Motion Stability's Blog

Musicians With Too Much Flexibility by BCollier
August 22, 2012, 5:11 pm
Filed under: Movement Dysfunction, Musicians, Upper Extremity

When first learning a musical instrument, it is often the flexibility of a person that gives them an advantage to playing with superior technique.  In the case of hand flexibility, the ability to easily span octaves or assume challenging fingerings make technically demanding pieces seem much more feasible.  However, in cases of extreme mobility, musicians will often revert to firm pressures  to better stabilize their instrument. When firm pressures are applied against a firm surface, often posistions of hyperextension are assumed.
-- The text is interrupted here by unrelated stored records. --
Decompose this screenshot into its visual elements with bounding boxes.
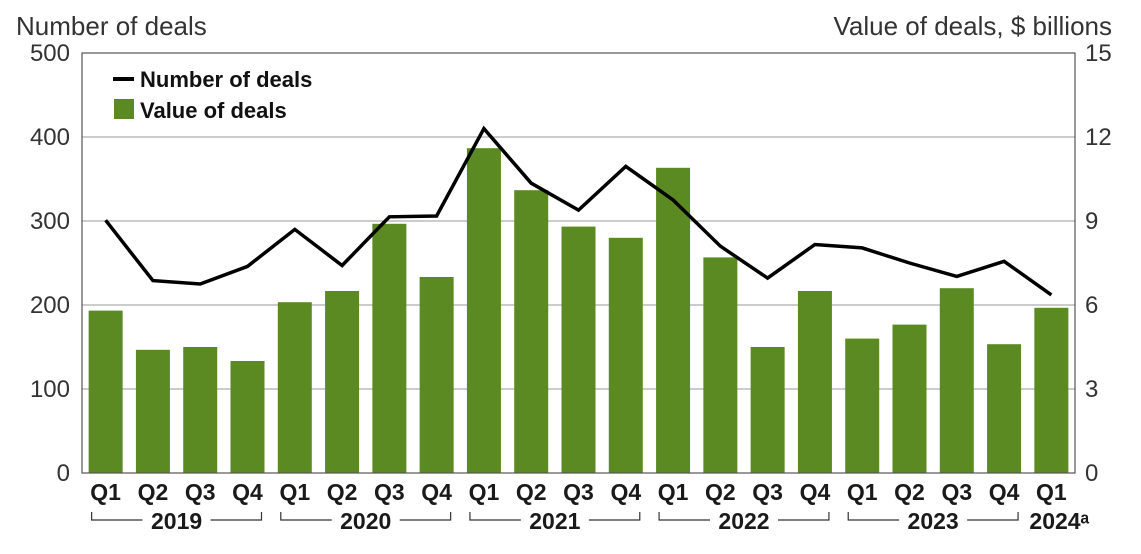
- bar-15: [797, 291, 832, 473]
- right-tick-3: 3: [1085, 376, 1098, 403]
- year-label-1: 2020: [340, 508, 391, 534]
- year-label-5: 2024ᵃ: [1029, 508, 1089, 534]
- right-axis-title: Value of deals, $ billions: [834, 11, 1112, 41]
- left-tick-100: 100: [30, 376, 70, 403]
- bar-3: [230, 361, 265, 473]
- right-tick-9: 9: [1085, 208, 1098, 235]
- left-tick-0: 0: [57, 460, 70, 487]
- bar-6: [372, 223, 407, 473]
- category-label-16: Q1: [847, 479, 878, 505]
- left-axis-title: Number of deals: [16, 11, 207, 41]
- bar-20: [1034, 307, 1069, 473]
- category-label-13: Q2: [705, 479, 736, 505]
- bar-series: [88, 148, 1069, 474]
- year-label-0: 2019: [151, 508, 202, 534]
- year-bracket-right-2: [588, 512, 641, 521]
- legend-line-label: Number of deals: [140, 67, 312, 92]
- bar-8: [466, 148, 501, 473]
- year-bracket-left-4: [847, 512, 900, 521]
- legend: Number of deals Value of deals: [113, 67, 312, 123]
- category-label-5: Q2: [327, 479, 358, 505]
- category-label-11: Q4: [610, 479, 641, 505]
- bar-12: [656, 167, 691, 474]
- category-label-12: Q1: [658, 479, 689, 505]
- category-label-1: Q2: [138, 479, 169, 505]
- category-label-4: Q1: [279, 479, 310, 505]
- category-label-2: Q3: [185, 479, 216, 505]
- year-bracket-right-0: [210, 512, 263, 521]
- year-bracket-left-3: [658, 512, 710, 521]
- bar-7: [419, 277, 454, 473]
- plot-frame: [81, 52, 1076, 474]
- bar-1: [135, 349, 170, 473]
- category-label-14: Q3: [752, 479, 783, 505]
- category-label-15: Q4: [800, 479, 831, 505]
- left-tick-500: 500: [30, 40, 70, 67]
- year-labels: 2019 2020 2021 2022 2023 2024ᵃ: [91, 508, 1090, 534]
- bar-5: [325, 291, 360, 473]
- right-tick-6: 6: [1085, 292, 1098, 319]
- category-labels: Q1 Q2 Q3 Q4 Q1 Q2 Q3 Q4 Q1 Q2 Q3 Q4 Q1 Q2 Q3 Q4 Q1 Q2 Q3 Q4…: [90, 479, 1067, 505]
- bar-2: [183, 347, 218, 473]
- category-label-17: Q2: [894, 479, 925, 505]
- right-tick-12: 12: [1085, 124, 1112, 151]
- category-label-3: Q4: [232, 479, 263, 505]
- bar-16: [845, 338, 880, 473]
- category-label-19: Q4: [989, 479, 1020, 505]
- right-tick-0: 0: [1085, 460, 1098, 487]
- category-label-7: Q4: [421, 479, 452, 505]
- bar-13: [703, 257, 738, 473]
- category-label-6: Q3: [374, 479, 405, 505]
- right-tick-15: 15: [1085, 40, 1112, 67]
- year-bracket-right-3: [778, 512, 830, 521]
- year-bracket-left-0: [91, 512, 143, 521]
- year-bracket-right-4: [967, 512, 1019, 521]
- category-label-18: Q3: [941, 479, 972, 505]
- bar-19: [987, 344, 1022, 473]
- left-tick-200: 200: [30, 292, 70, 319]
- left-tick-400: 400: [30, 124, 70, 151]
- year-label-2: 2021: [529, 508, 580, 534]
- legend-bar-label: Value of deals: [140, 98, 287, 123]
- category-label-8: Q1: [469, 479, 500, 505]
- bar-10: [561, 226, 596, 473]
- category-label-20: Q1: [1036, 479, 1067, 505]
- category-label-9: Q2: [516, 479, 547, 505]
- bar-17: [892, 324, 927, 473]
- bar-18: [939, 288, 974, 473]
- year-bracket-left-1: [280, 512, 332, 521]
- year-label-4: 2023: [908, 508, 959, 534]
- category-label-0: Q1: [90, 479, 121, 505]
- bar-11: [608, 237, 643, 473]
- legend-bar-swatch: [114, 99, 134, 119]
- left-axis-ticks: 0 100 200 300 400 500: [30, 40, 70, 487]
- left-tick-300: 300: [30, 208, 70, 235]
- bar-9: [514, 190, 549, 473]
- line-series: [104, 125, 1053, 297]
- plot-border: [81, 52, 1076, 474]
- year-label-3: 2022: [718, 508, 769, 534]
- bar-0: [88, 310, 123, 473]
- year-bracket-right-1: [399, 512, 452, 521]
- category-label-10: Q3: [563, 479, 594, 505]
- year-bracket-left-2: [469, 512, 521, 521]
- bar-4: [277, 302, 312, 473]
- bar-14: [750, 347, 785, 473]
- right-axis-ticks: 0 3 6 9 12 15: [1085, 40, 1112, 487]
Such positions, especially frequently repeated or chronically maintained, put your joints at risk for injury. Contrastingly, many people with extreme joint flexibility will try to brace themselves by co-contracting multiple muscle groups to give a feel of stability. Often, in these cases, the muscles become more subject to injury as they approach a state of fatigue and overuse.  Potential solutions for musicians who suffer from too much joint flexibility include ring splints- as seen in the picture below.  Splints, such as those found at allow the musician functional use of their fingers, while adding an external support to the joints to prevent injury.

Fig 3

Proper fit and splint selection are essential for best outcomes with assistance in music performance.  Be sure to consult a PT or certified hand therapist to assist you with you decisions!